By ordering the United States to re-examine the death penalty cases of 51 Mexicans who were denied the right to contact a Mexican consular official, the International Court of Justice on Wednesday challenged this country to bring its law enforcement practices into line with its democratic values. How embarrassing that a clean-your-own-house rebuke comes at a time of already strained American credibility in world affairs. And how chilling a reminder this is, yet again, of the fragility of that principle we call justice in capital cases.

The global implications of America’s repeated violation of the 1963 Vienna Convention are obvious: Failing to notify an arrested foreign national of the right to contact his or her consul, while demanding respect for the rights of Americans abroad, is a dangerous hypocrisy.
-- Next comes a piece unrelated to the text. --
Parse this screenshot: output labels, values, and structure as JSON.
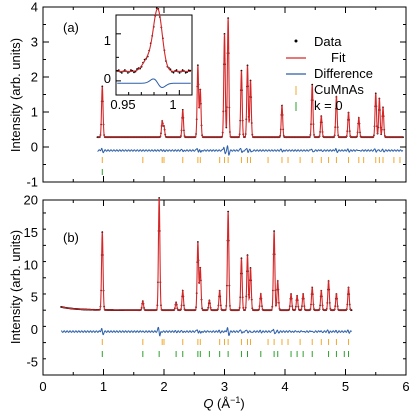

Why should the world honor an American’s right to call on consular help when accused of a crime, if the same right is not extended on U.S. soil to visitors, immigrants and, yes, even illegal aliens?

The world court rejected Mexico’s request to overturn the sentences of its citizens on American death rows; instead, it said each one’s case must be examined by the courts to determine whether access to diplomatic assistance - such as referrals to defense lawyers who speak their language, or visas for witnesses - might have affected the outcome.

The Bush administration has not said how or whether it will implement the order, after arguing in vain that clemency proceedings could provide the necessary due process and that the U.S. legal system afforded the Mexican nationals a fair trial. Though the United States has ignored the treaty, related court orders in the past have led to some reforms: The State Department, for example, helps guide and train law enforcement agencies on notifying foreign citizens of their rights.

Clearly, more must be done to ensure that police agencies and criminal court judges recognize that their actions in such cases affect America’s standing in the world’s eyes - and that justice in death-eligible cases involving foreigners includes honoring rights protected by the treaty.